Cyclosporine: Greater than 500 ng/mL (SI: Greater than 416 nmol/L)
Signs and symptoms of cyclosporine toxicity include increased severity of expected adverse effects, which include nausea, stomatitis, vomiting, anorexia, hypertension, infection, fluid retention, hypercalcemic metabolic acidosis, tremor, seizures, headache, and flushing. Potential interventions include the following: closely monitor blood levels to make dosing adjustments; induce emesis (if orally ingested); perform gastric lavage (if orally ingested); protect and support airway; provide assisted or mechanical ventilation; follow seizure precautions; withhold the drug, and initiate alternative therapy for a short time until the patient is stabilized. Medications that may be considered to help decrease drug levels are rifampicin, rifabutin, isoniazid, barbiturates, phenytoin, carbamazepine, IV trimethoprim, IV sulfadimidine, imipenem, cephalosporins, terbinafine, ciprofloxacin, ticlopidine, octreotide, and nefazodone.

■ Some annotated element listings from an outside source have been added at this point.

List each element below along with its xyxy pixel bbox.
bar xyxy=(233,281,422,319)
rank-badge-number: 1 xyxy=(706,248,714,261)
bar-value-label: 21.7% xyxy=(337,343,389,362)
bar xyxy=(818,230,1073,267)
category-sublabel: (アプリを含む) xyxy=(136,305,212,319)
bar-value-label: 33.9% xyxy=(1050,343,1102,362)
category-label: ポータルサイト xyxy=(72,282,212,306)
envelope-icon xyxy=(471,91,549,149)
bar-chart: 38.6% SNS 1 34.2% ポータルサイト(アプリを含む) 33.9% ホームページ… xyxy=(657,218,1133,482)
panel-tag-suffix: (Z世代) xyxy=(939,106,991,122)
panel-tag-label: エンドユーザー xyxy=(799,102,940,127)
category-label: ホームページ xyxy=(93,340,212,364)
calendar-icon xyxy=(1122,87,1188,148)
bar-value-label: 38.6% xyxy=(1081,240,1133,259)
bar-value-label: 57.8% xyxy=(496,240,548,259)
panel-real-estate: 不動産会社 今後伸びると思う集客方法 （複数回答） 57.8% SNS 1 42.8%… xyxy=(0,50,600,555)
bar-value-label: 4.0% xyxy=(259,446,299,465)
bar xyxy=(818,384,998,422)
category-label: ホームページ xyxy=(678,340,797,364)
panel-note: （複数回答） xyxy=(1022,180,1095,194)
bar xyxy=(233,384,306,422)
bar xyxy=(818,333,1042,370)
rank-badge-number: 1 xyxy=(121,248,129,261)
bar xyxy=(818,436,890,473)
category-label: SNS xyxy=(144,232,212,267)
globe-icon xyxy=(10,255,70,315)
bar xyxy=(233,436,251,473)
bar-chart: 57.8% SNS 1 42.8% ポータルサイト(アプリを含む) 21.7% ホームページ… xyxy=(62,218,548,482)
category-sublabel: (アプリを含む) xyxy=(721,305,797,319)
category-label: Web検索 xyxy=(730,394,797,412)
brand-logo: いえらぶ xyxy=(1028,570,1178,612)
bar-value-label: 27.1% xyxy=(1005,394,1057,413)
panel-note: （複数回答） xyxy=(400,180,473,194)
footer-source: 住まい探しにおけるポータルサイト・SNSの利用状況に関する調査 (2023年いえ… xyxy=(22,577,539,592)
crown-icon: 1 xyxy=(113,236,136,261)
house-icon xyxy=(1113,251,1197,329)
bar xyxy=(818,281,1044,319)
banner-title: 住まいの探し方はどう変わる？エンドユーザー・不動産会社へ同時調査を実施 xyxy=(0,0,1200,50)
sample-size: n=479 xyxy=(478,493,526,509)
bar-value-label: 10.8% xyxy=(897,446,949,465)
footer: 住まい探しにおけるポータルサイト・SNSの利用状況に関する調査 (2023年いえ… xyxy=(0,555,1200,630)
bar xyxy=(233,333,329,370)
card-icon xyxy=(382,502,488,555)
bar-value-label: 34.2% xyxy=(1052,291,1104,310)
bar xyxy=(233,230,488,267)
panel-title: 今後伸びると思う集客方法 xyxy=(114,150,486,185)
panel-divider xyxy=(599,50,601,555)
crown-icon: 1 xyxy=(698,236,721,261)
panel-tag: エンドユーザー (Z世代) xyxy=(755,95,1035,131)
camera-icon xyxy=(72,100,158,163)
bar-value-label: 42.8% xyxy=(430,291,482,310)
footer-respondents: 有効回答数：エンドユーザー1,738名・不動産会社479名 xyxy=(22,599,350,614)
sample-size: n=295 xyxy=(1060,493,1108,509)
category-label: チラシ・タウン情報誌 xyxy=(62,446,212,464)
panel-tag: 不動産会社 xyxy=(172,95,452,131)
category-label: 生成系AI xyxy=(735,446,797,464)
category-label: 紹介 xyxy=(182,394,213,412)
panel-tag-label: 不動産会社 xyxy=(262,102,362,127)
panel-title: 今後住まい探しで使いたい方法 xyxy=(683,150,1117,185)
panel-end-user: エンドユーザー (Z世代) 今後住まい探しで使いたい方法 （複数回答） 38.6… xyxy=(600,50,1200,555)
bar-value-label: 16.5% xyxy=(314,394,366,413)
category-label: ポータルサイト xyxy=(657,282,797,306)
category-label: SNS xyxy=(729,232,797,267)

Methotrexate: Greater than 5 micromol/L
Signs and symptoms of methotrexate toxicity include increased severity of expected adverse effects, which include nausea, stomatitis, vomiting, anorexia, bleeding, infection, bone marrow depression, and, over a prolonged period of use, hepatotoxicity. The effect of methotrexate on normal cells can be reversed by administration of 5-formyltetrahydrofolate (citrovorum or leucovorin). 5-Formyltetrahydrofolate allows higher doses of methotrexate to be given. Potential interventions include the following: treat immediate toxicity with administration of leucovorin, thymidine, glucarpidase; provide adequate fluid hydration; alkalinize urine with sodium bicarbonate; consider hemodialysis and hemoperfusion.

Everolimus: Greater than 15 ng/mL (SI: Greater than 15 mcg/L)
Signs and symptoms of everolimus pulmonary toxicity include hypoxia, pleural effusion, cough, and dyspnea. Possible interventions include the following: adjust dosing, administer corticosteroids, and monitor pulmonary function with chest x-ray. Use of everolimus is contraindicated in patients with severe hepatic impairment. Concomitant administration of strong CYP3A4 inhibitors may significantly increase everolimus levels.

Sirolimus: Greater than 25 ng/mL (SI: Greater than 28 mcg/L)
Signs and symptoms of sirolimus pulmonary toxicity include cough, shortness of breath, chest pain, and rapid heart rate. Possible interventions include the following: adjust dosing, administer corticosteroids, and monitor pulmonary function with chest x-ray.

Tacrolimus: Greater than 25 ng/mL (SI: Greater than 31 mcg/L)
Signs and symptoms of tacrolimus toxicity include tremors, seizures, headache, high blood pressure, hyperkalemia, tinnitus, nausea, and vomiting. Possible interventions include the following: treat hypertension, administer antiemetics for nausea and vomiting, and adjust dosing.